Hi! I've had a lot of fun with Feng Shui 2 so far. My group is about to start a new campaign, and I'm going to be playing a Gene Freak thematically inspired by D&D/Pathfinder's Soulknife class -- fighting with psychic energy blades, telekinesis and the like. But I had a question about the following shtick:
Spend 2 Genome points. Until end of sequence,
the shot costs of your actions decrease by 1, with a
minimum of 1 per action. You can move up to 30m
It seems pretty straightforward at first glance. At the cost of a couple of points, I can take actions a lot faster for one sequence. But then we get to that last sentence.
Is this movement speed bonus intended, like the rest of the shtick, to only apply in the sequence the shtick is activated? Or is it intended as a permanent replacement for the Gene Freak's movement speed, just for having the shtick?
If the former, then why does it say 'per sequence' instead of rolling it up into the 'Until end of sequence, ...' portion?
I think we may want to clarify that. It looks like there are two separate abilities there:
Spend 2 Genome points. Until end of sequence, the shot costs of your actions decrease by 1, with a minimum of 1 per action.
You can move up to 30m per sequence.
So I think what you're saying is #2 is a separate ability from #1.
However, I searched through the book, and I can't find any limit on the distance a typical character can move during a sequence, so the fact that a Gene Freak has a "30m" maximum is mostly a pointless factoid. The rules state that with a 3-shot action, you can run full-out, "traveling twice your Speed in meters." The fastest Speed you can start with on an archetype is 9 (Killer, Scrappy Kid, Sword Master, Thief). Assuming you roll a "6" for initiative, you have five 3-shot actions, and could full-out sprint on each of them, for 5 x 9 x 2 = 90 meters. Most of the other archetypes (Speed of 6-7) could exceed 30m over 9 shots.
The rules do not really encourage measuring out distances or even using maps. Unless the GM has created a particular "set piece" that involves calculating the exact distance between things, I can't imagine any hard limit on how far you can move per sequence would survive a GM Handwave, assuming the GM even noticed there was a limit.
I am not a rules authority here, but I'd be inclined to believe that it's not a replacement. I think it's a throw-away detail (possibly from an earlier draft of the rules) that can be ignored. The rules already state that you can move up to twice your speed in meters as part of a 3-shot "run full-out" action. However, I think the rules make it pretty clear that movement in combat should be focused more on narrative and style than the numbers, so if you need to go beyond a certain number of meters to pull off a stunt, then the rules encourage you to describe it without worrying too much about the numbers. If a PC needs to move across the battlefield very quickly, then all they need to do is describe some scenery that allows them to do so: a rope tied to a chandelier, a banister greased with blood, a room service cart with wheels, a borrowed skateboard, etc.
Throughout 1st and 2nd edition, Robin has advised against using maps and hard distances with Feng Shui. In FS2 p. 225, for example, there's a section titled, "The Map Is Not Your Friend":
"Other roleplaying games trade on a love of maps. Although we appreciate a compass rose and a scale bar as much as the next geek, this game asks you to set aside your affection for the grid. What in other games delivers a core part of the play experience here diverts and constrains your imagination.

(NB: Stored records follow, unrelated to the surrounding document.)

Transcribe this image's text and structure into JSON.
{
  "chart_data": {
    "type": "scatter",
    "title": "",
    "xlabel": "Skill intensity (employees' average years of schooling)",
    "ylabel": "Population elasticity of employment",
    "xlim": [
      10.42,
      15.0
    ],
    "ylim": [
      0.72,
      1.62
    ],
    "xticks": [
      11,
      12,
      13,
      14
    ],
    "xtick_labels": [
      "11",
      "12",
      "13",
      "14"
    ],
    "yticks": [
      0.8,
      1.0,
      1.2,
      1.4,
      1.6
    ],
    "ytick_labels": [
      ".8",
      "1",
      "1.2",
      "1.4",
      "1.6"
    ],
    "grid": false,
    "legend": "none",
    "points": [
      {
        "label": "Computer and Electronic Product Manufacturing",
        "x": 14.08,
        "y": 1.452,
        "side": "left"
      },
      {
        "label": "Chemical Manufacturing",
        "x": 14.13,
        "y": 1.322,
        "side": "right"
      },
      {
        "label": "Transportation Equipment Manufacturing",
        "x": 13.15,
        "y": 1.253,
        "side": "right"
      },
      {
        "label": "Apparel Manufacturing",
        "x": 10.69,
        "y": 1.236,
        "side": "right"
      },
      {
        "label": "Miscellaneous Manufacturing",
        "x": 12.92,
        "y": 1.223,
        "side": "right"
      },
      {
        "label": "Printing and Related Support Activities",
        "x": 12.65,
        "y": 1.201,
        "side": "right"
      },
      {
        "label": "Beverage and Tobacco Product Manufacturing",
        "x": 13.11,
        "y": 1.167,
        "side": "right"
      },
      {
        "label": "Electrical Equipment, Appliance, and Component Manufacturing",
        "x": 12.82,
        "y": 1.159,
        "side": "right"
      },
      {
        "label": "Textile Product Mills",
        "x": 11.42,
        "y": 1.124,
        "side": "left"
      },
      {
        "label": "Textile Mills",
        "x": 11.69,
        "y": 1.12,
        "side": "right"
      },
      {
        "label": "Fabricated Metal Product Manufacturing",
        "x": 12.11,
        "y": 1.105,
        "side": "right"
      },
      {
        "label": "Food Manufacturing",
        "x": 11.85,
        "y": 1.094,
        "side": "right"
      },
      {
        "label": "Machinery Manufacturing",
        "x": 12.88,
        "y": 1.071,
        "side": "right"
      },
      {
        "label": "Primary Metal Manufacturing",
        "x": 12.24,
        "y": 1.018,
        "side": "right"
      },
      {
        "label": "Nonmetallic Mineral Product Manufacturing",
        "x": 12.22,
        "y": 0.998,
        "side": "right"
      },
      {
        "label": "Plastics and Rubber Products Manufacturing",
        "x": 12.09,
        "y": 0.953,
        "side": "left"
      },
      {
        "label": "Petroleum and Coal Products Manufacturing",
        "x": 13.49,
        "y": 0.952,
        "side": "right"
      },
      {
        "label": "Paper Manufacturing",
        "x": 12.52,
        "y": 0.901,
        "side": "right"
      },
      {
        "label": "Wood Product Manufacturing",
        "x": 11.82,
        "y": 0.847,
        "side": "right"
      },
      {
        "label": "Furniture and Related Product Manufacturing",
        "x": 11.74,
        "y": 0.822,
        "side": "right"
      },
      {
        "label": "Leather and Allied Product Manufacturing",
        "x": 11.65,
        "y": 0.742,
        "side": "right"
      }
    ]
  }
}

A map centers your visualization on a piece of paper or tablet screen when it should all be unfolding in your mind's eye."

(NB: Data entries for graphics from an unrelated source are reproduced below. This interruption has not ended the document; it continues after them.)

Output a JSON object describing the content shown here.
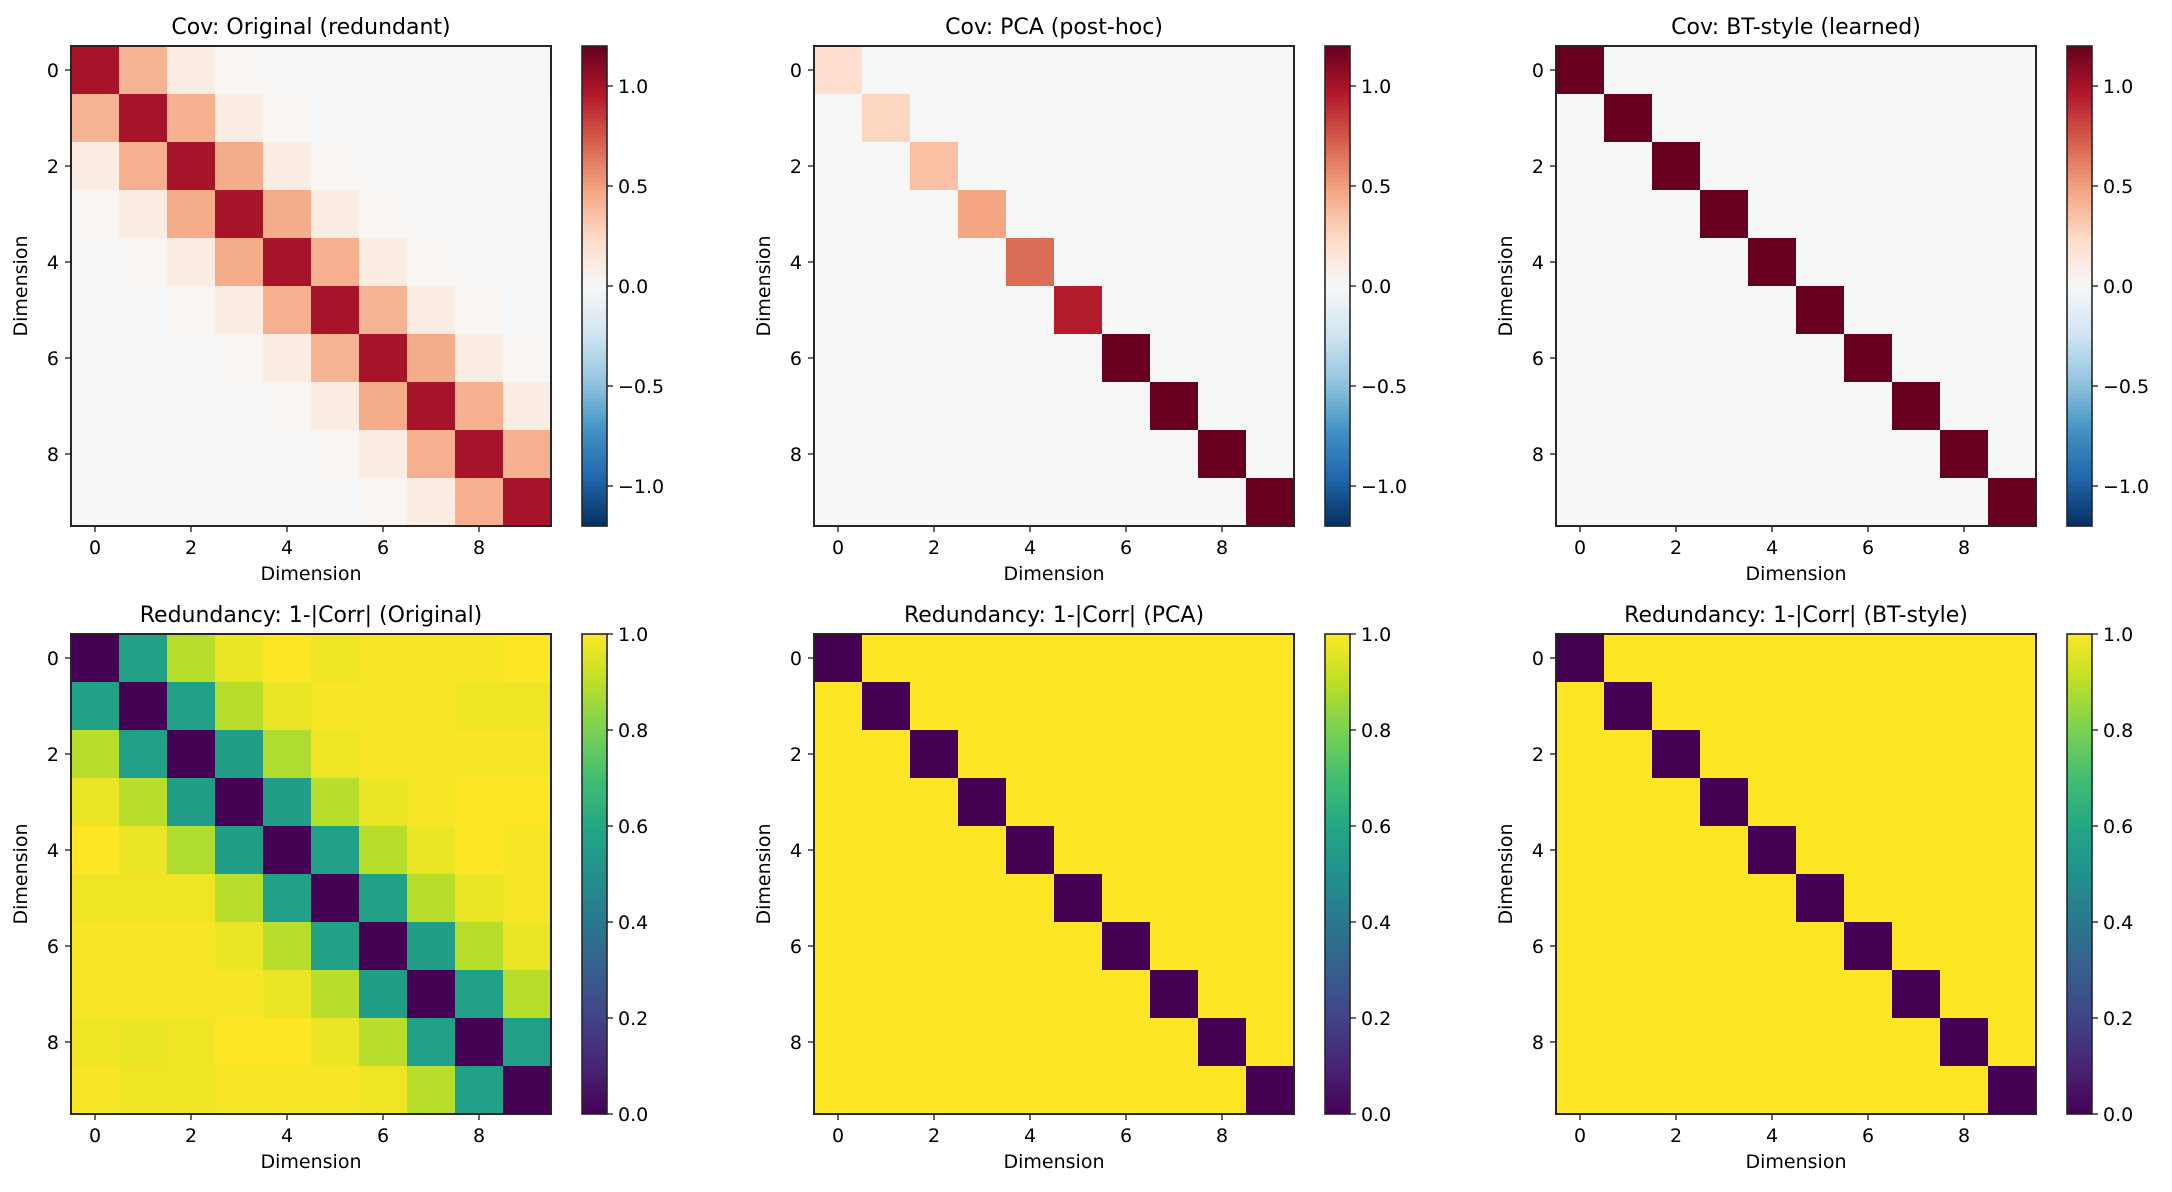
{
  "figure": {
    "layout": "2 rows x 3 columns",
    "background": "#ffffff"
  },
  "chart_data": [
    {
      "type": "heatmap",
      "title": "Cov: Original (redundant)",
      "xlabel": "Dimension",
      "ylabel": "Dimension",
      "x_ticks": [
        "0",
        "2",
        "4",
        "6",
        "8"
      ],
      "y_ticks": [
        "0",
        "2",
        "4",
        "6",
        "8"
      ],
      "x_tick_values": [
        0,
        2,
        4,
        6,
        8
      ],
      "y_tick_values": [
        0,
        2,
        4,
        6,
        8
      ],
      "colormap": "RdBu_r",
      "vmin": -1.2,
      "vmax": 1.2,
      "colorbar_ticks": [
        1.0,
        0.5,
        0.0,
        -0.5,
        -1.0
      ],
      "colorbar_tick_labels": [
        "1.0",
        "0.5",
        "0.0",
        "−0.5",
        "−1.0"
      ],
      "matrix": [
        [
          1.0,
          0.42,
          0.1,
          0.02,
          0.0,
          -0.01,
          -0.01,
          0.0,
          -0.01,
          0.0
        ],
        [
          0.42,
          1.0,
          0.43,
          0.1,
          0.02,
          -0.01,
          -0.01,
          0.0,
          -0.01,
          -0.01
        ],
        [
          0.1,
          0.43,
          1.0,
          0.45,
          0.1,
          0.02,
          0.0,
          0.0,
          -0.01,
          -0.01
        ],
        [
          0.02,
          0.1,
          0.45,
          1.0,
          0.45,
          0.1,
          0.02,
          0.0,
          0.0,
          0.0
        ],
        [
          0.0,
          0.02,
          0.1,
          0.45,
          1.0,
          0.43,
          0.1,
          0.02,
          0.0,
          -0.01
        ],
        [
          -0.01,
          -0.01,
          0.02,
          0.1,
          0.43,
          1.0,
          0.42,
          0.1,
          0.02,
          -0.01
        ],
        [
          -0.01,
          -0.01,
          0.0,
          0.02,
          0.1,
          0.42,
          1.0,
          0.45,
          0.1,
          0.02
        ],
        [
          0.0,
          0.0,
          0.0,
          0.0,
          0.02,
          0.1,
          0.45,
          1.0,
          0.43,
          0.1
        ],
        [
          -0.01,
          -0.01,
          -0.01,
          0.0,
          0.0,
          0.02,
          0.1,
          0.43,
          1.0,
          0.43
        ],
        [
          0.0,
          -0.01,
          -0.01,
          -0.01,
          -0.01,
          -0.01,
          0.02,
          0.1,
          0.43,
          1.0
        ]
      ]
    },
    {
      "type": "heatmap",
      "title": "Cov: PCA (post-hoc)",
      "xlabel": "Dimension",
      "ylabel": "Dimension",
      "x_ticks": [
        "0",
        "2",
        "4",
        "6",
        "8"
      ],
      "y_ticks": [
        "0",
        "2",
        "4",
        "6",
        "8"
      ],
      "x_tick_values": [
        0,
        2,
        4,
        6,
        8
      ],
      "y_tick_values": [
        0,
        2,
        4,
        6,
        8
      ],
      "colormap": "RdBu_r",
      "vmin": -1.2,
      "vmax": 1.2,
      "colorbar_ticks": [
        1.0,
        0.5,
        0.0,
        -0.5,
        -1.0
      ],
      "colorbar_tick_labels": [
        "1.0",
        "0.5",
        "0.0",
        "−0.5",
        "−1.0"
      ],
      "diagonal": [
        0.22,
        0.26,
        0.36,
        0.48,
        0.68,
        0.95,
        1.35,
        1.6,
        1.85,
        2.5
      ],
      "off_diagonal": 0.0
    },
    {
      "type": "heatmap",
      "title": "Cov: BT-style (learned)",
      "xlabel": "Dimension",
      "ylabel": "Dimension",
      "x_ticks": [
        "0",
        "2",
        "4",
        "6",
        "8"
      ],
      "y_ticks": [
        "0",
        "2",
        "4",
        "6",
        "8"
      ],
      "x_tick_values": [
        0,
        2,
        4,
        6,
        8
      ],
      "y_tick_values": [
        0,
        2,
        4,
        6,
        8
      ],
      "colormap": "RdBu_r",
      "vmin": -1.2,
      "vmax": 1.2,
      "colorbar_ticks": [
        1.0,
        0.5,
        0.0,
        -0.5,
        -1.0
      ],
      "colorbar_tick_labels": [
        "1.0",
        "0.5",
        "0.0",
        "−0.5",
        "−1.0"
      ],
      "diagonal": [
        1.3,
        1.3,
        1.3,
        1.3,
        1.3,
        1.3,
        1.3,
        1.3,
        1.3,
        1.3
      ],
      "off_diagonal": 0.0,
      "sparse_entries": [
        {
          "row": 2,
          "col": 4,
          "value": 0.01
        },
        {
          "row": 4,
          "col": 2,
          "value": 0.01
        }
      ]
    },
    {
      "type": "heatmap",
      "title": "Redundancy: 1-|Corr| (Original)",
      "xlabel": "Dimension",
      "ylabel": "Dimension",
      "x_ticks": [
        "0",
        "2",
        "4",
        "6",
        "8"
      ],
      "y_ticks": [
        "0",
        "2",
        "4",
        "6",
        "8"
      ],
      "x_tick_values": [
        0,
        2,
        4,
        6,
        8
      ],
      "y_tick_values": [
        0,
        2,
        4,
        6,
        8
      ],
      "colormap": "viridis",
      "vmin": 0.0,
      "vmax": 1.0,
      "colorbar_ticks": [
        1.0,
        0.8,
        0.6,
        0.4,
        0.2,
        0.0
      ],
      "colorbar_tick_labels": [
        "1.0",
        "0.8",
        "0.6",
        "0.4",
        "0.2",
        "0.0"
      ],
      "matrix": [
        [
          0.0,
          0.57,
          0.89,
          0.97,
          1.0,
          0.98,
          0.99,
          0.99,
          0.99,
          1.0
        ],
        [
          0.57,
          0.0,
          0.56,
          0.89,
          0.97,
          0.99,
          0.99,
          0.99,
          0.98,
          0.98
        ],
        [
          0.89,
          0.56,
          0.0,
          0.55,
          0.88,
          0.98,
          0.99,
          0.99,
          0.99,
          0.99
        ],
        [
          0.97,
          0.89,
          0.55,
          0.0,
          0.55,
          0.89,
          0.97,
          0.99,
          1.0,
          1.0
        ],
        [
          1.0,
          0.97,
          0.88,
          0.55,
          0.0,
          0.56,
          0.89,
          0.97,
          1.0,
          0.99
        ],
        [
          0.98,
          0.98,
          0.98,
          0.89,
          0.56,
          0.0,
          0.57,
          0.89,
          0.97,
          0.99
        ],
        [
          0.99,
          0.99,
          0.99,
          0.97,
          0.89,
          0.57,
          0.0,
          0.55,
          0.89,
          0.97
        ],
        [
          0.99,
          0.99,
          0.99,
          0.99,
          0.97,
          0.89,
          0.55,
          0.0,
          0.56,
          0.89
        ],
        [
          0.98,
          0.97,
          0.98,
          1.0,
          1.0,
          0.97,
          0.89,
          0.56,
          0.0,
          0.56
        ],
        [
          0.99,
          0.98,
          0.98,
          0.99,
          0.99,
          0.99,
          0.98,
          0.89,
          0.56,
          0.0
        ]
      ]
    },
    {
      "type": "heatmap",
      "title": "Redundancy: 1-|Corr| (PCA)",
      "xlabel": "Dimension",
      "ylabel": "Dimension",
      "x_ticks": [
        "0",
        "2",
        "4",
        "6",
        "8"
      ],
      "y_ticks": [
        "0",
        "2",
        "4",
        "6",
        "8"
      ],
      "x_tick_values": [
        0,
        2,
        4,
        6,
        8
      ],
      "y_tick_values": [
        0,
        2,
        4,
        6,
        8
      ],
      "colormap": "viridis",
      "vmin": 0.0,
      "vmax": 1.0,
      "colorbar_ticks": [
        1.0,
        0.8,
        0.6,
        0.4,
        0.2,
        0.0
      ],
      "colorbar_tick_labels": [
        "1.0",
        "0.8",
        "0.6",
        "0.4",
        "0.2",
        "0.0"
      ],
      "diagonal": [
        0,
        0,
        0,
        0,
        0,
        0,
        0,
        0,
        0,
        0
      ],
      "off_diagonal": 1.0
    },
    {
      "type": "heatmap",
      "title": "Redundancy: 1-|Corr| (BT-style)",
      "xlabel": "Dimension",
      "ylabel": "Dimension",
      "x_ticks": [
        "0",
        "2",
        "4",
        "6",
        "8"
      ],
      "y_ticks": [
        "0",
        "2",
        "4",
        "6",
        "8"
      ],
      "x_tick_values": [
        0,
        2,
        4,
        6,
        8
      ],
      "y_tick_values": [
        0,
        2,
        4,
        6,
        8
      ],
      "colormap": "viridis",
      "vmin": 0.0,
      "vmax": 1.0,
      "colorbar_ticks": [
        1.0,
        0.8,
        0.6,
        0.4,
        0.2,
        0.0
      ],
      "colorbar_tick_labels": [
        "1.0",
        "0.8",
        "0.6",
        "0.4",
        "0.2",
        "0.0"
      ],
      "diagonal": [
        0,
        0,
        0,
        0,
        0,
        0,
        0,
        0,
        0,
        0
      ],
      "off_diagonal": 1.0
    }
  ]
}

"Resort to map use only to clear up a muddled conception of a location. Whip up a rough sketch to resolve the confusion. As soon as it has done its
job, remove it from everyone’s sightlines. This lets the players return to seeing things in their heads, rather than through a layer of representation."
I think what I'm trying to say is... if you have to measure the exact distance out in meters, you're doing it wrong.
That's... down to your playstyle and isn't ultimately very helpful for me in trying to understand the rules as written for the ability in question. XD For me, having a number in my head of how fast my character can move, even if there is no map, gives me a sense of what kinds of actions it makes sense / is plausible for her to do.
I'm not comfortable with just saying 'it was probably left over from an older draft of the rules, ignore it.' Especially when an Atlas employee just posted that it's relevant.